Nach dem lesen der Seiten bin ich verwirrt.

Dass man einen Virenscanner braucht habe ich jetzt verstanden. Ich habe mich mal umgehört und jeder meiner Bekannt empfiehlt einen anderen. Welcher ist denn der beste?


----------



## Heiko (8 September 2001)

Diese Frage ist garnicht so leicht zu beantworten...

Welches Auto ist das beste?
Welcher Fernseher ist der beste?

Jeder der auf dem Markt erhältlichen Virenscanner hat Lücken, jeder hat seine eigenen Vorteile.
Letztendlich ist vieles auch durch persönliche Erfahrungen bestimmt.

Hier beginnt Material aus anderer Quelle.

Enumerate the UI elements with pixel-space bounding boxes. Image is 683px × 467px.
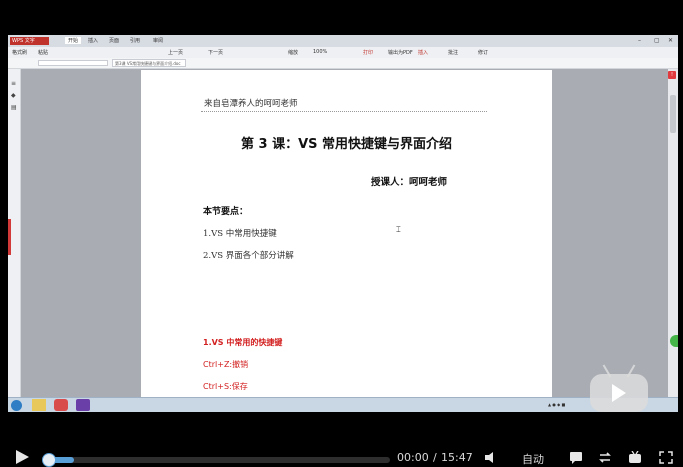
play-icon[interactable]: [14, 449, 30, 465]
close-icon[interactable]: ✕: [668, 37, 673, 44]
app-logo[interactable]: WPS 文字: [10, 37, 49, 45]
lesson-title: 第 3 课：VS 常用快捷键与界面介绍: [240, 137, 453, 152]
progress-knob[interactable]: [42, 453, 56, 467]
instructor-line: 授课人：呵呵老师: [371, 177, 448, 188]
point-item: 1.VS 中常用快捷键: [203, 229, 277, 239]
document-tab-bar: 第3课 VS常用快捷键与界面介绍.doc: [8, 58, 678, 69]
volume-icon[interactable]: [484, 451, 498, 464]
player-controls: 00:00 / 15:47 自动: [0, 444, 683, 467]
zoom-level[interactable]: 100%: [313, 49, 327, 55]
folder-icon[interactable]: [32, 399, 46, 411]
format-painter-button[interactable]: 格式刷: [12, 49, 27, 56]
revise-button[interactable]: 修订: [478, 49, 488, 56]
bilibili-watermark-icon: [588, 364, 652, 414]
comment-icon[interactable]: [569, 451, 583, 464]
tab-insert[interactable]: 插入: [88, 37, 98, 44]
side-widget-icon[interactable]: [670, 335, 678, 347]
tab-start[interactable]: 开始: [65, 37, 82, 44]
zoom-button[interactable]: 缩放: [288, 49, 298, 56]
next-page-button[interactable]: 下一页: [208, 49, 223, 56]
text-cursor-icon: ⌶: [396, 225, 401, 234]
recorded-desktop: WPS 文字 开始 插入 页面 引用 审阅 – ▢ ✕ 格式刷 粘贴 上一页 下…: [8, 35, 678, 412]
tray-icons[interactable]: ▲ ● ◆ ■: [548, 402, 565, 407]
paste-button[interactable]: 粘贴: [38, 49, 48, 56]
point-item: 2.VS 界面各个部分讲解: [203, 251, 294, 261]
badge-icon[interactable]: !: [668, 71, 676, 79]
bilibili-icon[interactable]: [628, 451, 642, 464]
fullscreen-icon[interactable]: [659, 451, 673, 464]
page-icon[interactable]: ▤: [11, 105, 17, 111]
document-tab[interactable]: 第3课 VS常用快捷键与界面介绍.doc: [112, 59, 186, 67]
windows-taskbar: ▲ ● ◆ ■: [8, 397, 678, 412]
insert-button[interactable]: 插入: [418, 49, 428, 56]
path-field[interactable]: [38, 60, 108, 66]
video-letterbox-top: [0, 0, 683, 35]
tab-page[interactable]: 页面: [109, 37, 119, 44]
red-section-heading: 1.VS 中常用的快捷键: [203, 338, 283, 347]
time-separator: /: [433, 451, 437, 464]
document-page: 来自皂潭养人的呵呵老师 第 3 课：VS 常用快捷键与界面介绍 授课人：呵呵老师…: [141, 70, 552, 397]
prev-page-button[interactable]: 上一页: [168, 49, 183, 56]
minimize-icon[interactable]: –: [638, 37, 641, 44]
current-time: 00:00: [397, 451, 429, 464]
tab-review[interactable]: 审阅: [153, 37, 163, 44]
page-header: 来自皂潭养人的呵呵老师: [204, 99, 298, 109]
video-frame: WPS 文字 开始 插入 页面 引用 审阅 – ▢ ✕ 格式刷 粘贴 上一页 下…: [0, 0, 683, 467]
total-time: 15:47: [441, 451, 473, 464]
section-heading: 本节要点：: [203, 207, 249, 217]
export-pdf-button[interactable]: 输出为PDF: [388, 49, 413, 56]
tab-reference[interactable]: 引用: [130, 37, 140, 44]
wps-taskbar-icon[interactable]: [54, 399, 68, 411]
menu-icon[interactable]: ≡: [11, 81, 17, 87]
progress-track[interactable]: [46, 457, 390, 463]
vertical-scrollbar[interactable]: !: [668, 69, 678, 397]
loop-icon[interactable]: [598, 451, 612, 464]
maximize-icon[interactable]: ▢: [654, 37, 660, 44]
comment-button[interactable]: 批注: [448, 49, 458, 56]
left-accent-mark: [8, 219, 11, 255]
scroll-thumb[interactable]: [670, 95, 676, 133]
document-workspace: 来自皂潭养人的呵呵老师 第 3 课：VS 常用快捷键与界面介绍 授课人：呵呵老师…: [21, 69, 668, 397]
left-navigation-bar: ≡ ◆ ▤: [8, 69, 21, 397]
shortcut-line: Ctrl+Z:撤销: [203, 360, 249, 369]
shortcut-line: Ctrl+S:保存: [203, 382, 248, 391]
visual-studio-icon[interactable]: [76, 399, 90, 411]
start-icon[interactable]: [11, 400, 22, 411]
quality-mode[interactable]: 自动: [522, 451, 544, 467]
header-divider: [201, 111, 487, 112]
print-button[interactable]: 打印: [363, 49, 373, 56]
bookmark-icon[interactable]: ◆: [11, 93, 17, 99]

Ich verwende privat verschiedene Scanner, bevorzugt die von Symantec. Nicht etwa, weil diese die absolut besten sind, sondern eher weil ich irgendwann einmal einen solchen Scanner gekauft und mich irgendwie daran gewöhnt habe. Außerdem wurde ich noch nie enttäuscht.
Anderen mag es mit anderen Produkten (von NAI, CAI, Sophos oder Norman oder, oder, oder...) genauso ergangen sein.
*Den* besten gibt es nicht!


----------



## Roger (5 Oktober 2001)

KAV von Kaspersky Lab hat eine gute Erkennungsrate und bietet taegliche Updates


----------



## grimsby0703 (25 Oktober 2001)

Zum Thema Virenscanner:
grad eben hab´ich mir nen gut getarnten wurm eingefangen (ants 3.0)- dagegen hilft nix /forum/images/smiles/icon_frown.gif; aber allgemein ist ein guter Mix aus unterschiedlichen permanenten  und zuladbaren Scannern bei mir immer recht erfolgreich gewesen (tgl bzw. wchtl. updates vorausgesetzt).
Meine strategie ist aber, keine Massenprodukte einsetzen (bei aMail clients etc), weit über 80 % aller viren werden halt doch für das bekannte "Standard-Betriebssystem" und dessen Anwendungen geschrieben - also gegen den Strom schwimmen andere Anwendungen benutzen /forum/images/smiles/icon_smile.gif) (muss nicht immer gleich Linux sein- auch für W..... gibt es viel saugute Sachen)

Grüsse grimsby


----------



## Heiko (25 Oktober 2001)

Hallo Grimsby!

Aus zuverlässiger Quelle weiß ich, daß der Scanner von Kaspersky gestern abend den Wurm schon erkannt hat

Mein NAV2002 erkennt ihn jetzt noch nicht... /forum/images/smiles/icon_frown.gif


----------



## Hooligan (19 April 2002)

Ein guter Virenkiller ist z.B. "F-Prot", die DOS-Version dieses Virenkillers ist kostenlos.  :thumb: 

Downloadadresse: http://www.f-prot.com/f-prot/download/


----------